Tekris sursauta, fixant Zane d’un air surpris. D’une humeur de plus en plus orageuse, l’adolescent réussissait à le prendre de haut tout en étant d’une taille inférieure au colosse. Une attitude normalement rencontrée chez Zair, se fit-il la remarque, experte dans ce domaine ; au point de donner l’impression que sa petite taille était la référence absolue, et que la dépasser entrait dans le sacrilège.
Un claquement de langue sec le ramena à la situation présente. Donc, il avait pensé à voix haute.
Super…
– Rien, désolé, je réfléchissait bêtement, fais pas attention !
À peine les mots eurent-ils franchit la barrière de ses lèvres, qu’il réalisa la faiblesse de son excuse.

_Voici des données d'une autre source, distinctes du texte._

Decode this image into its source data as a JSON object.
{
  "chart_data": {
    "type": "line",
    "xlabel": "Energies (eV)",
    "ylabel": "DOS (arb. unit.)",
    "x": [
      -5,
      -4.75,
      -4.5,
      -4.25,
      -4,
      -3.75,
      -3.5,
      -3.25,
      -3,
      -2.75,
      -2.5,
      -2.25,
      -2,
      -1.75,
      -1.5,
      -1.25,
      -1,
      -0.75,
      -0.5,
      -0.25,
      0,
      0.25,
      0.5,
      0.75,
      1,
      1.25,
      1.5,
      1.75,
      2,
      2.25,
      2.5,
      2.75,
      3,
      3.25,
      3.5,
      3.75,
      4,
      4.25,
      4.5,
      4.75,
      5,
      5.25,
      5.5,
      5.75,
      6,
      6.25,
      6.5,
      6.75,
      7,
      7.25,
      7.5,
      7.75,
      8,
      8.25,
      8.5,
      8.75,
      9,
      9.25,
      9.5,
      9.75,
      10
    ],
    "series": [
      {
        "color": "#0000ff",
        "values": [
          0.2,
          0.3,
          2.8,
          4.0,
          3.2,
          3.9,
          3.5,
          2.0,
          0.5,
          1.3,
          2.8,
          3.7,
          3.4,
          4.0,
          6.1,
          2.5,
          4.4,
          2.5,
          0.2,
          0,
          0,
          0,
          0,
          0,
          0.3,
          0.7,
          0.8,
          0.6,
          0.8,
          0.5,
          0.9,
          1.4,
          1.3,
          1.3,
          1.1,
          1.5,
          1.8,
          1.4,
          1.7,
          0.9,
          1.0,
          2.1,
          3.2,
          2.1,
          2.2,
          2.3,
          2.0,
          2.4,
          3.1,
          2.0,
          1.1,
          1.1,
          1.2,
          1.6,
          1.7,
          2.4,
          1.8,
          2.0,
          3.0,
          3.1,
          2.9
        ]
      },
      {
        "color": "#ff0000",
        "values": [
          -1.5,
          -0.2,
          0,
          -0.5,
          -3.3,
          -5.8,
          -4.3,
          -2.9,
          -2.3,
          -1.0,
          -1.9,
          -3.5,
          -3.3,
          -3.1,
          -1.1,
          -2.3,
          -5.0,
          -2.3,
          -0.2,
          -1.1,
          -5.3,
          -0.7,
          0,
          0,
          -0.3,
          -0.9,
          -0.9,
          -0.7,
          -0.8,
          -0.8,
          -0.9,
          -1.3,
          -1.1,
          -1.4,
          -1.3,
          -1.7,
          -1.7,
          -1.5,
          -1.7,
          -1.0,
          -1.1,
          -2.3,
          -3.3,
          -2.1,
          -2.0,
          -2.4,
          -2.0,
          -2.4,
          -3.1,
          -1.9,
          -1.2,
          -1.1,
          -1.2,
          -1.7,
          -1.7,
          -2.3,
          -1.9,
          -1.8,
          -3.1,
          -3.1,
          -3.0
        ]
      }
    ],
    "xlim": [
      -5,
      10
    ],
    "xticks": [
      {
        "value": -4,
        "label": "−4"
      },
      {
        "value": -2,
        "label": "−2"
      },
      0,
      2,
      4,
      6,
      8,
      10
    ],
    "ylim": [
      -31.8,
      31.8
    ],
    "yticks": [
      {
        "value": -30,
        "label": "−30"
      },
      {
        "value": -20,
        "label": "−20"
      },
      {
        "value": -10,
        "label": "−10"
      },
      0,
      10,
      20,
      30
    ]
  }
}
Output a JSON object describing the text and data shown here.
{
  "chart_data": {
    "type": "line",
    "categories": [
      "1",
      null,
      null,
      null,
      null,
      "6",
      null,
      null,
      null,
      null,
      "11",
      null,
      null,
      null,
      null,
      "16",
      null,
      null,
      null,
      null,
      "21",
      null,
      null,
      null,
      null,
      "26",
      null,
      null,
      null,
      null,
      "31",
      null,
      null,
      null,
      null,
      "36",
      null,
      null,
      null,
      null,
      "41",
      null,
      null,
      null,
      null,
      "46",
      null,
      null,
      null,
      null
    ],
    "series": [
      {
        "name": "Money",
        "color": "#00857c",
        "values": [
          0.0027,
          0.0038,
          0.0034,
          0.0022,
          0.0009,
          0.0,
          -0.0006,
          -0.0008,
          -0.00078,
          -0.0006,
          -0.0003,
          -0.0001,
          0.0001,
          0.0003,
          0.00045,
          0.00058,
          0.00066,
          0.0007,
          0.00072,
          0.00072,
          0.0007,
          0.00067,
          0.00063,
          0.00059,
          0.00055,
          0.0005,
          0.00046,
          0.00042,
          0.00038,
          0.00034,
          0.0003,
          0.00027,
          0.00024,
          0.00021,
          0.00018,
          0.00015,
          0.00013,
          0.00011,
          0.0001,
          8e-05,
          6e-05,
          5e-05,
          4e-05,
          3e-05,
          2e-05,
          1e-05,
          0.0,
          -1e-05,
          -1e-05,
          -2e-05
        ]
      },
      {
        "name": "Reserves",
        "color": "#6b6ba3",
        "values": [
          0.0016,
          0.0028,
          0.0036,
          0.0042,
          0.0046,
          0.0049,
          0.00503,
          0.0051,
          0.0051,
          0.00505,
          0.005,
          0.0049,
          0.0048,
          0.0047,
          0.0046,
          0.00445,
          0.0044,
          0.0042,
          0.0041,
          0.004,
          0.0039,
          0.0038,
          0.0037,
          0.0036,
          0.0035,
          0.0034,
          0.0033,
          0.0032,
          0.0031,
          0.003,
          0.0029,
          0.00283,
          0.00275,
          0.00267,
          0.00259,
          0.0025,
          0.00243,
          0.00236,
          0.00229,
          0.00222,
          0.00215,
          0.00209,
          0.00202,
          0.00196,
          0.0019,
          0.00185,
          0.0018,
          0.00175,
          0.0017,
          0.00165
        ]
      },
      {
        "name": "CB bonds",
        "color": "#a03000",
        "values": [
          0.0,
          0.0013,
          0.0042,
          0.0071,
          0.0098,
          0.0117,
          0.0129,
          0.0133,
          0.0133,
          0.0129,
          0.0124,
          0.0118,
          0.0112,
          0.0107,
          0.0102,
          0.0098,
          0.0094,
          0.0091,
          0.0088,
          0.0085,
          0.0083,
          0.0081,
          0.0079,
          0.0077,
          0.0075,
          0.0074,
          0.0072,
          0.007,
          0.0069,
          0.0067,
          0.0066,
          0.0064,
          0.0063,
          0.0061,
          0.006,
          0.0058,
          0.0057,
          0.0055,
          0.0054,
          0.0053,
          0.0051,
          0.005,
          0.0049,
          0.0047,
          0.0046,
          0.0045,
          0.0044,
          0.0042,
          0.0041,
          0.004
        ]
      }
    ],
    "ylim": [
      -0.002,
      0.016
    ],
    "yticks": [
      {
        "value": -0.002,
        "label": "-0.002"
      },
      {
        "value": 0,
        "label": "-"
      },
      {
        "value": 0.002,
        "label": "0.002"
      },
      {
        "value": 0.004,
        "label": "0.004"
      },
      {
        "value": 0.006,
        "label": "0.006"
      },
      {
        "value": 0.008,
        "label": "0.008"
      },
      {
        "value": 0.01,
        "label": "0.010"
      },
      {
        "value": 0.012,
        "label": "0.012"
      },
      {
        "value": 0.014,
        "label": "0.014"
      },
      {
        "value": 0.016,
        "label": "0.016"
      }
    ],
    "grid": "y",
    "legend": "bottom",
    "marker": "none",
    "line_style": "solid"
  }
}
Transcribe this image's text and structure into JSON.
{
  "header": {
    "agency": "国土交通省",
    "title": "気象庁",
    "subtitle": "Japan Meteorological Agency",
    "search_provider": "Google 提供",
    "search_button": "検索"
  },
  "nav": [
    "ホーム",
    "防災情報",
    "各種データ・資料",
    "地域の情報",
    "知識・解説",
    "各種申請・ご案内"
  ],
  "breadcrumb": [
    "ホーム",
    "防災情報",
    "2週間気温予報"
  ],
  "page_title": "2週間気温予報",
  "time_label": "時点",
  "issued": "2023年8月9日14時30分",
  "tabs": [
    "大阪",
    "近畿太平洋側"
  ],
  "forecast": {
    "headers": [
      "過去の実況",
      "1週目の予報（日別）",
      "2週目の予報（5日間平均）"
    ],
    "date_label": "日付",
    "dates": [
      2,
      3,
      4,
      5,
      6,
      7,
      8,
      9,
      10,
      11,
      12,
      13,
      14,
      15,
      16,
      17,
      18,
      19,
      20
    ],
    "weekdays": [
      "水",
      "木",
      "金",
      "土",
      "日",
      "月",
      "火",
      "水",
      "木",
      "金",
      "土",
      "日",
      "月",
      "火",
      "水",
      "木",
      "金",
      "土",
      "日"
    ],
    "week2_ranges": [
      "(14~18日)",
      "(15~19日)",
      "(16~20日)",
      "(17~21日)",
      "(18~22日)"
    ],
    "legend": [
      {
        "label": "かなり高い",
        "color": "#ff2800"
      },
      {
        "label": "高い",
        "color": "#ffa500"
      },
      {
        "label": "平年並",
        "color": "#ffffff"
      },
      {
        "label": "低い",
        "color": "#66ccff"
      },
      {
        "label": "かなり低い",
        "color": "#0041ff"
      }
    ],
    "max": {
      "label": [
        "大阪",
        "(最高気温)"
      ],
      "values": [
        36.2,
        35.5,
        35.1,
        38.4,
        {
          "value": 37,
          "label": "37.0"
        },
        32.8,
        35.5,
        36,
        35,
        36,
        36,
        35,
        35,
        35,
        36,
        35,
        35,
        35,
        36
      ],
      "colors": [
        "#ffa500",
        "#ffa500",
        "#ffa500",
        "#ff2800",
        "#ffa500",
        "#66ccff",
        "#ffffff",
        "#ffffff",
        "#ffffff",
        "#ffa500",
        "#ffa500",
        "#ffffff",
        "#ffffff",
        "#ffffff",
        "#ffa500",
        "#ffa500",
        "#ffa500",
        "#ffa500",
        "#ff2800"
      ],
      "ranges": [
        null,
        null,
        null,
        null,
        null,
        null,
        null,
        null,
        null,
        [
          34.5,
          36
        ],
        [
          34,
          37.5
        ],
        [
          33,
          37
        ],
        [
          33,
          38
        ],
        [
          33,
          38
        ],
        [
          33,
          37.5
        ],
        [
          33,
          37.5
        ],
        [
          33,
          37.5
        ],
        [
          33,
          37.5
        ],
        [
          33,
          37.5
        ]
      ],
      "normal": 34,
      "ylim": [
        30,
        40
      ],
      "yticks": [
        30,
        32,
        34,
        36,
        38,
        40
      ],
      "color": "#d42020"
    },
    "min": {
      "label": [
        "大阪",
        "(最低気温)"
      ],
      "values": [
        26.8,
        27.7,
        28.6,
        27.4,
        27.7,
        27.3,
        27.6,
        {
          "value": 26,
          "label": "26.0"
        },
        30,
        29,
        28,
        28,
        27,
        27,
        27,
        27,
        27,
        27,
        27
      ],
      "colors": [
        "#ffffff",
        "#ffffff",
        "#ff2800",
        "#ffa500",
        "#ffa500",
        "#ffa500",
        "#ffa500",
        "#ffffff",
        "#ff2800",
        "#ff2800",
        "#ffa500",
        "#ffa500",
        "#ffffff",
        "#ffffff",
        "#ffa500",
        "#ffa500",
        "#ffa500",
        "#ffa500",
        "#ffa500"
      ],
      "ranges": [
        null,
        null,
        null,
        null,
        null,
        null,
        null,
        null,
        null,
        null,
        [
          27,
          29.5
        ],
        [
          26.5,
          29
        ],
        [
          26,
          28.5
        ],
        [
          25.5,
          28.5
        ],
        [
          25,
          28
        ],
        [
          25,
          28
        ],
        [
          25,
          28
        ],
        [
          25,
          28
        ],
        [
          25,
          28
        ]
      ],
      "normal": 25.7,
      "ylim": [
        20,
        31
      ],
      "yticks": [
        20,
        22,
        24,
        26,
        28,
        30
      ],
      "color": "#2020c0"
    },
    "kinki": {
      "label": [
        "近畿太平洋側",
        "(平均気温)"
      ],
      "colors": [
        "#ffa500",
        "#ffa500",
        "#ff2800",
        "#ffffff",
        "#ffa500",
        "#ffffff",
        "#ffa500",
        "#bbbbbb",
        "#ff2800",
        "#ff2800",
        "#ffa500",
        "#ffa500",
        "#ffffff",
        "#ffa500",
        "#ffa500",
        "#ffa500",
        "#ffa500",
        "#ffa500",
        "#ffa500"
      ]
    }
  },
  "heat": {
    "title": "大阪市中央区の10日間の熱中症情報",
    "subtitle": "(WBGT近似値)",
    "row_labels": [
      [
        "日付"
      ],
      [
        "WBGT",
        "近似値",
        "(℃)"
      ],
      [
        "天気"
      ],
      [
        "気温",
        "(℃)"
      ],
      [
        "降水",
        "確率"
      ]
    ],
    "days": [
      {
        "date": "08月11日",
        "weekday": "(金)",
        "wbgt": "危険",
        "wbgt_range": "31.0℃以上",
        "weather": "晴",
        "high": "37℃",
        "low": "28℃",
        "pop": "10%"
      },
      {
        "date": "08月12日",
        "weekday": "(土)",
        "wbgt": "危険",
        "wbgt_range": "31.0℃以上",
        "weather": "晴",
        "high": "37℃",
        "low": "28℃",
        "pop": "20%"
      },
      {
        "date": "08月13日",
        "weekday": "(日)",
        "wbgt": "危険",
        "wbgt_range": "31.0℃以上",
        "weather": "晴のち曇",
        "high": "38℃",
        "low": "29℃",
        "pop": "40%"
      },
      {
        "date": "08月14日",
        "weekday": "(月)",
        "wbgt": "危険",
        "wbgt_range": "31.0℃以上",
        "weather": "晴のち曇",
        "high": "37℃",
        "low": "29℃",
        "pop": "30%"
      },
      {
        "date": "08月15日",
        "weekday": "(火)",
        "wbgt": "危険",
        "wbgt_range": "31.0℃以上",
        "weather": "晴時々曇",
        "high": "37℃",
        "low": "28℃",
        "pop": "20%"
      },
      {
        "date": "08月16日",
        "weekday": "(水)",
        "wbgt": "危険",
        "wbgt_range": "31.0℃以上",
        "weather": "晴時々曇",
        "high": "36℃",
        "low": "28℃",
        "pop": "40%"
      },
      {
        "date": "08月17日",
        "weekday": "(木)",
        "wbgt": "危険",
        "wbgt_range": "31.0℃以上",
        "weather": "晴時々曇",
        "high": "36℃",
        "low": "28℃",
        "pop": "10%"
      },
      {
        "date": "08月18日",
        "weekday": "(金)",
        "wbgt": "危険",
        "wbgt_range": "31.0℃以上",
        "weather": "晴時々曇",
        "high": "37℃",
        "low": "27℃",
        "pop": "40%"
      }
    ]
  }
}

Retenant son souffle, il attendit la remarque cinglante qui ne manquerait pas de suivre, comme d’habitude. Oh, tout pourvu qu’il n’écope pas de la corvée du repas pendant un mois entier !
Étrangement, la colère attendue ne vint pas. Seul un long soupir empli de colère rentrée lui répondit. Toujours tendu, Zane restait en apparence sur le point d’exploser, comme cherchant un prétexte pour laisser libre cours à ses mouvements d’humeur. Et pour l’une des premières fois depuis leur rencontre (qui remontait tout de même à un sacré bout de temps), Tekris eut l’impression que celui-ci hésitait, ne sachant pas vraiment comment réagir.
Plus surprenant encore, l’espace d’un instant, il crut voir une légère chaleur éclairer les pupilles onyx. Mais cela fut si fugace, remplacée immédiatement par un regard lourd de reproches incompréhensibles, que le colosse ne sut s’il rêva ou non.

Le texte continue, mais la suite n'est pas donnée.